Metamorphosis – Daniel Lee e Roger Ballen

Shanghai

Ocat, il Contemporary art Terminal di Shanghai presenta la mostra MetamorphosisMirror, a double solo show by Daniel Lee and Roger Ballen, curata da Lian Zhiping e Mariagrazia Costantino. Si tratta del primo progetto dedicato interamente al lavoro di due grandi fotografi. I due artisti prediligono un’inclinazione al grottesco e sono molto concentrati sullo studio dello spazio mentale e fisico dei confini, la frontiera tra gli uomini e l’ambiente che li circonda.
Daniel Lee (1945) ha vissuto a New York per lungo tempo prima di trasferirsi a Taiwan, un territorio molto segnato dai problemi politici e sociali vissuti dalla regione in tempi molto recenti. Le sue fotografie rientrano pienamente nel concetto di metamorfosi, una parola, del resto, usata da lui stesso per descrivere il processo alla base della sua ricerca. Il suo linguaggio, infatti, può essere collocato tra il bestiario medievale, la cultura tradizionale cinese e le teorie evoluzioniste di Darwin con tutti i loro discutibili aspetti. I soggetti di Lee, presentati nei suoi lavori (installazioni e animazioni tratti dalle serie Manimals (1993), Fate (1995), 108 Windows (1996), Origin (1999), SelfPortrait (1997), Nightlife (2001), Harvest (2004), Dreams (2008), all’inizio mettono in discussione la propria essenza, per poi riaffermarla. Il significato più intrinseco di tale essenza nasconde l’appartenenza al cosiddetto regno animale. L’universo di Daniel Lee evoca l’assurdità giocosa di Hieronymus Bosh e l’allegoria dei pittori olandesi. Ma nonostante ciò la prerogativa di Lee resta l’investigazione del liminale, che lui rende visibile nelle sue invenzioni digitali.

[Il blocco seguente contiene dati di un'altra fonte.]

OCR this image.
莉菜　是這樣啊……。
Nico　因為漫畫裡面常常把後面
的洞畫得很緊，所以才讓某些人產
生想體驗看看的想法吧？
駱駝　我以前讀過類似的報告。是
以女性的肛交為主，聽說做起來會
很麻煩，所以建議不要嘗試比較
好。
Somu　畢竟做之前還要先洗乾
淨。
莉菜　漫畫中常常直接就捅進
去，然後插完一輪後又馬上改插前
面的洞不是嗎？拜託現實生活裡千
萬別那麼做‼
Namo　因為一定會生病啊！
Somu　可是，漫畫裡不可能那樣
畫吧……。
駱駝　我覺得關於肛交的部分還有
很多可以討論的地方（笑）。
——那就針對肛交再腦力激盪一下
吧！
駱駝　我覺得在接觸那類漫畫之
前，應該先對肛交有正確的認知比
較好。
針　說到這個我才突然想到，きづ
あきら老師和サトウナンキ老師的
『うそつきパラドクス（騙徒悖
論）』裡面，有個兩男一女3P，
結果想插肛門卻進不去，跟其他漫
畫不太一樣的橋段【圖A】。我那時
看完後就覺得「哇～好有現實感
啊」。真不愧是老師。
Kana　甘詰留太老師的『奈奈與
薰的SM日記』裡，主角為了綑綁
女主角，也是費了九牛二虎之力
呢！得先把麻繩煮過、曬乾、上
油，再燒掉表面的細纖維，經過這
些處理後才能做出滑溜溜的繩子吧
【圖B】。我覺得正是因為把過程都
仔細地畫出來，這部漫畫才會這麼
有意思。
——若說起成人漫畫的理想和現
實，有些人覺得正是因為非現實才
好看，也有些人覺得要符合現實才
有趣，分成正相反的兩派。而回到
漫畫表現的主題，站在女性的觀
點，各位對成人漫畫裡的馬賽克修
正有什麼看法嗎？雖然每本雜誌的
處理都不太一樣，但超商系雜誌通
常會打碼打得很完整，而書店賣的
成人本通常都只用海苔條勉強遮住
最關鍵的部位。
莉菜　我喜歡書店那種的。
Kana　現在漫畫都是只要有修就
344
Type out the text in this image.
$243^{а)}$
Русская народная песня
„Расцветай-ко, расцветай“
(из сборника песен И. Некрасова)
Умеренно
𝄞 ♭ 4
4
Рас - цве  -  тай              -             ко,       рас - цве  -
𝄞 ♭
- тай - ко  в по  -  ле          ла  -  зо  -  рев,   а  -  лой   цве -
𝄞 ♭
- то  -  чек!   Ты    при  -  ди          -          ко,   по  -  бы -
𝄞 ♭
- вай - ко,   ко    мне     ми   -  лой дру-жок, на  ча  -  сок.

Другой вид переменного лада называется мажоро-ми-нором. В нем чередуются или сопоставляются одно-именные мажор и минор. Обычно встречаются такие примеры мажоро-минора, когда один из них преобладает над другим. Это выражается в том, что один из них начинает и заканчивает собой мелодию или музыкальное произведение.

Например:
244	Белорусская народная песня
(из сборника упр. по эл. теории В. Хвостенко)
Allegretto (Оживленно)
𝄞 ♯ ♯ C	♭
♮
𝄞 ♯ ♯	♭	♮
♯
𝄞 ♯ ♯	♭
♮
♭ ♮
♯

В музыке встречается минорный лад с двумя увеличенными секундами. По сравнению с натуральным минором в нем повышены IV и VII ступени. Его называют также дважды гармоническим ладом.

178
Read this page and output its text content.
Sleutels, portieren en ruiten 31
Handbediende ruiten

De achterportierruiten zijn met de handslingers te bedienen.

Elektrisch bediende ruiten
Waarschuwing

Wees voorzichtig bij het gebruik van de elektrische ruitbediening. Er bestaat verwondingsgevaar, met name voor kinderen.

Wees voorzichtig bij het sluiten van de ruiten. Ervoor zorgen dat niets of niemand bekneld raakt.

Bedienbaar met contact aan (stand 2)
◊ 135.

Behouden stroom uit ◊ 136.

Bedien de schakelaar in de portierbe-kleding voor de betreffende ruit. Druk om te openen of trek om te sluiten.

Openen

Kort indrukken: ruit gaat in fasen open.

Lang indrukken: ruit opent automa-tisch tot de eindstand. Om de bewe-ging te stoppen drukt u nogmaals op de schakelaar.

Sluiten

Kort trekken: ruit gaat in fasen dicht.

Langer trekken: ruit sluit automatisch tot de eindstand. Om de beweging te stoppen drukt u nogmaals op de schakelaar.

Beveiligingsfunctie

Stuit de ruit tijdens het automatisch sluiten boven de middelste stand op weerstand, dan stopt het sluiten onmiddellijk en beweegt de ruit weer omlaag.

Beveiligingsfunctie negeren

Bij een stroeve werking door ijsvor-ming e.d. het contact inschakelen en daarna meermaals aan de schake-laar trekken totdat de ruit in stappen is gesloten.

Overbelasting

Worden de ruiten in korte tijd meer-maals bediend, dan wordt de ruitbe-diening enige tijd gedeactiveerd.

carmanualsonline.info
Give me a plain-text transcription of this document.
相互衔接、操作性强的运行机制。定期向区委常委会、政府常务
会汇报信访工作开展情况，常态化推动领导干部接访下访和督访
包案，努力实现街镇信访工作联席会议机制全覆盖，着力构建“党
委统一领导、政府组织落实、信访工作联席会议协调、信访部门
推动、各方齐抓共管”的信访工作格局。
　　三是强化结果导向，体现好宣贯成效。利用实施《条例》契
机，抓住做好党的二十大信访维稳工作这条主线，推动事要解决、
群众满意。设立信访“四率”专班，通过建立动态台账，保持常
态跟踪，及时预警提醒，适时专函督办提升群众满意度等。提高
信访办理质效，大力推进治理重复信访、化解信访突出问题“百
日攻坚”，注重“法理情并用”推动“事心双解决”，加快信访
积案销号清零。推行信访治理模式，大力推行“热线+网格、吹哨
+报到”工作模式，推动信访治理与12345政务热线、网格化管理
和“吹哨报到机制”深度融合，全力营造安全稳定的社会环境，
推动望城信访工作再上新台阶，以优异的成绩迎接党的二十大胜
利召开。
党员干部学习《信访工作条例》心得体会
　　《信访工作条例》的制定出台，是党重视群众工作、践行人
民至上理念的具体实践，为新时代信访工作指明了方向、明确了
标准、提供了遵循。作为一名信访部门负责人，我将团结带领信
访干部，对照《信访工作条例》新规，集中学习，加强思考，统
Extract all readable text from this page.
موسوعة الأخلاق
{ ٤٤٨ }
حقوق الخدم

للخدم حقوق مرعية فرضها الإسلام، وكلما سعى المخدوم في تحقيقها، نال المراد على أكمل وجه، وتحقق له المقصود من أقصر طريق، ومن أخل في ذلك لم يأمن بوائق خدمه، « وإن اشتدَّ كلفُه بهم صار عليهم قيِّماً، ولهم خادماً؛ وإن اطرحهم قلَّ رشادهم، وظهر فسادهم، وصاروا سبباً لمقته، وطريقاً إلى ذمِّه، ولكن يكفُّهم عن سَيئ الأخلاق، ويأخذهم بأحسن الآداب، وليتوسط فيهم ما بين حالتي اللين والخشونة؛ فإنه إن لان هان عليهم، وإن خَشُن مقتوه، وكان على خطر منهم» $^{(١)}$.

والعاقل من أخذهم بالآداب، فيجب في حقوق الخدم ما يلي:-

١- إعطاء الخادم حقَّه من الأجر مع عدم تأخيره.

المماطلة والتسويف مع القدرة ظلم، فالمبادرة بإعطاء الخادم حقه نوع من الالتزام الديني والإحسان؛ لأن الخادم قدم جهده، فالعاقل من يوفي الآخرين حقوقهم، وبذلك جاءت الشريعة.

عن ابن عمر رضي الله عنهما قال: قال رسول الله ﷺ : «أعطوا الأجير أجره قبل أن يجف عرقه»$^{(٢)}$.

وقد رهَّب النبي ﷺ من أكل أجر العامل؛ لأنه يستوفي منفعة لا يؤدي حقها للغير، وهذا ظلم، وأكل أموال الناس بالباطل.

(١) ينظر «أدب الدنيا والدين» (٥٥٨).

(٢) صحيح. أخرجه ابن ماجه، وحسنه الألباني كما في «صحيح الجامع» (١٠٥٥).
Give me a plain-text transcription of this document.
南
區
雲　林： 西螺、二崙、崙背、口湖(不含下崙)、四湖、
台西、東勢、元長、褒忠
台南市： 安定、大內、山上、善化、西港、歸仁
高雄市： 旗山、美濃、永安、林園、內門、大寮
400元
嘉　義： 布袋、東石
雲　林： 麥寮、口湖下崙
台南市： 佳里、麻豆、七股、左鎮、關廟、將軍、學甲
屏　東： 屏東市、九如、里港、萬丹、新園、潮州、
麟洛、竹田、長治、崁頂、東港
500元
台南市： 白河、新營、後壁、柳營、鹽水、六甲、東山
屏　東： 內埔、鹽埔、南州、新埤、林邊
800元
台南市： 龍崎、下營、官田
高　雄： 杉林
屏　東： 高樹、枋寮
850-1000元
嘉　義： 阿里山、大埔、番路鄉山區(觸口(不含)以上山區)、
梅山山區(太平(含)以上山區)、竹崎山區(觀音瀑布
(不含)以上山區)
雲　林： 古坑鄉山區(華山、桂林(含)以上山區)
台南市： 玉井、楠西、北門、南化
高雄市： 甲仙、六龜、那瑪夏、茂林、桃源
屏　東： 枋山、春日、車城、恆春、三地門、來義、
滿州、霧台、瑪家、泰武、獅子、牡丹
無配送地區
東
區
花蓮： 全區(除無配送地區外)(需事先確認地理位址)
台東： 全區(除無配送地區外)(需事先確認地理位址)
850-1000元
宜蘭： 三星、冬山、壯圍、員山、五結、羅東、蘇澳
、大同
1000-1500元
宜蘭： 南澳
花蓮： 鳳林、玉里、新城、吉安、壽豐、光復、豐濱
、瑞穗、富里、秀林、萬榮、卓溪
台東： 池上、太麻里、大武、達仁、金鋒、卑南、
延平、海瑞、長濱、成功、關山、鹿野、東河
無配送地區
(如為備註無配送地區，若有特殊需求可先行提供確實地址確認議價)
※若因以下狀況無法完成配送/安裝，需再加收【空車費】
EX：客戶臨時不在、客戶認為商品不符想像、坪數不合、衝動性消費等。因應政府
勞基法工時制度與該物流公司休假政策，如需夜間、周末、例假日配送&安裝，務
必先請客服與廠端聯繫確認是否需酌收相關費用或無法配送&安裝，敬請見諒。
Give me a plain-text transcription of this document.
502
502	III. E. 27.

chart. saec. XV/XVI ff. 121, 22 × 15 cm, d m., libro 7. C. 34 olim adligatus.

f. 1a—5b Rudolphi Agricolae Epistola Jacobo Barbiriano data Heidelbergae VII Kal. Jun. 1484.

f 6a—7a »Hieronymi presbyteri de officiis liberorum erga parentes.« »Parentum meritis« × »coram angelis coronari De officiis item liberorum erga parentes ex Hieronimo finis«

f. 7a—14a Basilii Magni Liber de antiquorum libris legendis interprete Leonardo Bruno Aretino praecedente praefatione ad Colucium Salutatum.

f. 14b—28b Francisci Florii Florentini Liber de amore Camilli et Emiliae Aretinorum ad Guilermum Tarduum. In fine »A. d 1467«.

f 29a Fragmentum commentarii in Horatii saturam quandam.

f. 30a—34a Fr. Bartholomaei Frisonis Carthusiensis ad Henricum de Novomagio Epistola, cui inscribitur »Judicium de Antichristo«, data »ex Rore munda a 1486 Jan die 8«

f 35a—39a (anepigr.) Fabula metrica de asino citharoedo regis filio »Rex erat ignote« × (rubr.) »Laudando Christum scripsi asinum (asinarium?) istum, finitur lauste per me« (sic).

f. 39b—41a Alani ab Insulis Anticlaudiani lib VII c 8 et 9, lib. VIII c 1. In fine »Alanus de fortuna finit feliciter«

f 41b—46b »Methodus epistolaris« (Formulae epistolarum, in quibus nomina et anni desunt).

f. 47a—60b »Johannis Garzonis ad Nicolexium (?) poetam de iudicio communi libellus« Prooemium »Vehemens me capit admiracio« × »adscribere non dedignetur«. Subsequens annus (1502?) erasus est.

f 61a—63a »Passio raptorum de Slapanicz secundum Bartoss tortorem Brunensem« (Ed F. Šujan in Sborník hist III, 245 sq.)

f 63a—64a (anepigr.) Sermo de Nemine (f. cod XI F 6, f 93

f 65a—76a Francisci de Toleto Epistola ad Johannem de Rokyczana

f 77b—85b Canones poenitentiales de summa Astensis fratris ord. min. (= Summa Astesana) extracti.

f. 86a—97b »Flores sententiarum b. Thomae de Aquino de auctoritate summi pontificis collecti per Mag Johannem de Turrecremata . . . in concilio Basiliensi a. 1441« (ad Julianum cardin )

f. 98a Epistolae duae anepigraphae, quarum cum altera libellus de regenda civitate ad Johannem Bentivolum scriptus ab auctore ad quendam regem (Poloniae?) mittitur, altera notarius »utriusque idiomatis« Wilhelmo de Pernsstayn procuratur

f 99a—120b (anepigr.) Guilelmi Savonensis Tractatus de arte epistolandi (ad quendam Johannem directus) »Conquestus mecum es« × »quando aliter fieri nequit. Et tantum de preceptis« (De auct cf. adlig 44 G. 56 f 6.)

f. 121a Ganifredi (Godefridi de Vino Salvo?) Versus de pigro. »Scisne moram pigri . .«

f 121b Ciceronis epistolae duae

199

Roger Ballen (1950) dopo aver lasciato gli Usa si è radicato a Johannesburg, in Sudafrica,negli anni Settanta. Dopo un lungo viaggio in estremo Oriente, Ballen vi si stabilì. I suoi lavori esposti all’Ocat sono presi dalle prime serie quali Dorps, Platteland, Outland, Shadow Chamber e Boarding House, inclusa la recente Asylum of the birds. Per lui i posti fisici e i territori coincidono con un regno psicologico. In tutte le sue foto un luogo stroncato dalla bellezza della natura e la furia della società generata da culture sovrapposte è intenzionalmente esotizzata in un modo critico e ironico, con lo scopo di rimuoverlo da ogni possibile incapsulamento narrativo. Non a caso, Ballen dice dei suoi lavori: «Vedo le mie foto come specchi, riflettori, connettori che sfidano la mente».